Byoungyoung Lee is an Associate Professor in Electrical and Computer Engineering at Seoul National University (SNU). Before joining SNU, he was an Assistant Professor in Computer Science at Purdue University. He earned his BS and MS at POSTECH under the supervision of Prof. Jong Kim, and Ph.D. at Georgia Tech under the supervision of Prof. Wenke Lee and Prof. Taesoo Kim. His research area is in general security and privacy problems, particularly focusing on systems and software security areas. He received Internet Defense Prize by Facebook and USENIX (2015), Best Applied Research Paper Award by CSAW (2015), and Google ASPIRE Award (2019). His research found more than 100 security vulnerabilities in various software/hardware products, including Windows kernel, Linux kernel, Mac OS X, Chrome, Firefox, QEMU, and RISC-V CPUs.
Challenges in Automated Vulnerability Discovery through Fuzzing
Now fuzz testing is used everywhere, probably because it is easy-to-use while being effective. It is easy-to-use, as all you need to do is to provide random inputs. It is effective, as many critical vulnerabilities have been found through fuzzing.

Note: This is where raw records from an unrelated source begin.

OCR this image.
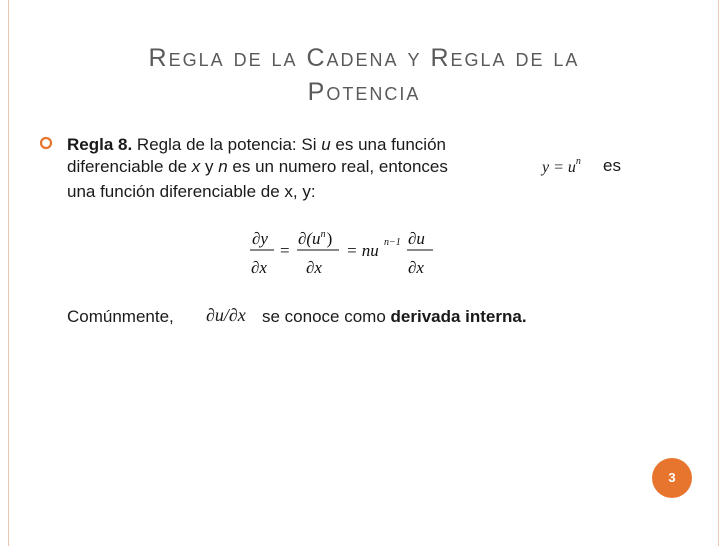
Regla de la Cadena y Regla de la
Potencia
Regla 8. Regla de la potencia: Si u es una función
diferenciable de x y n es un numero real, entonces	$y = u^n$ es
una función diferenciable de x, y:
∂y
∂x
=
$\partial(u^n)$
∂x
= nu n−1 ∂u
∂x
Comúnmente, ∂u/∂x se conoce como derivada interna.
3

In this talk, I will introduce new challenges that the fuzzing testing is facing, as well as possible research directions to address these challenges. In particular, the security attack trends are rapidly shifting, rendering the traditional fuzzing techniques neither easy-to-use nor effective. First, attackers are now launching new type of attacks, which is different from classic memory corruption issues. These new attacks are ranging from side-channels (e.g., Spectre) to privacy leaks (e.g., your photos are leaked from your smartphone app), but we do not know of good detecting mechanisms for fuzzing. Second, attackers are now target various devices, not only a simple piece of software. These include autonomous vehicles, drones, hardware chips, etc., but performing automated testing on these platforms has opened a completely new set of challenges.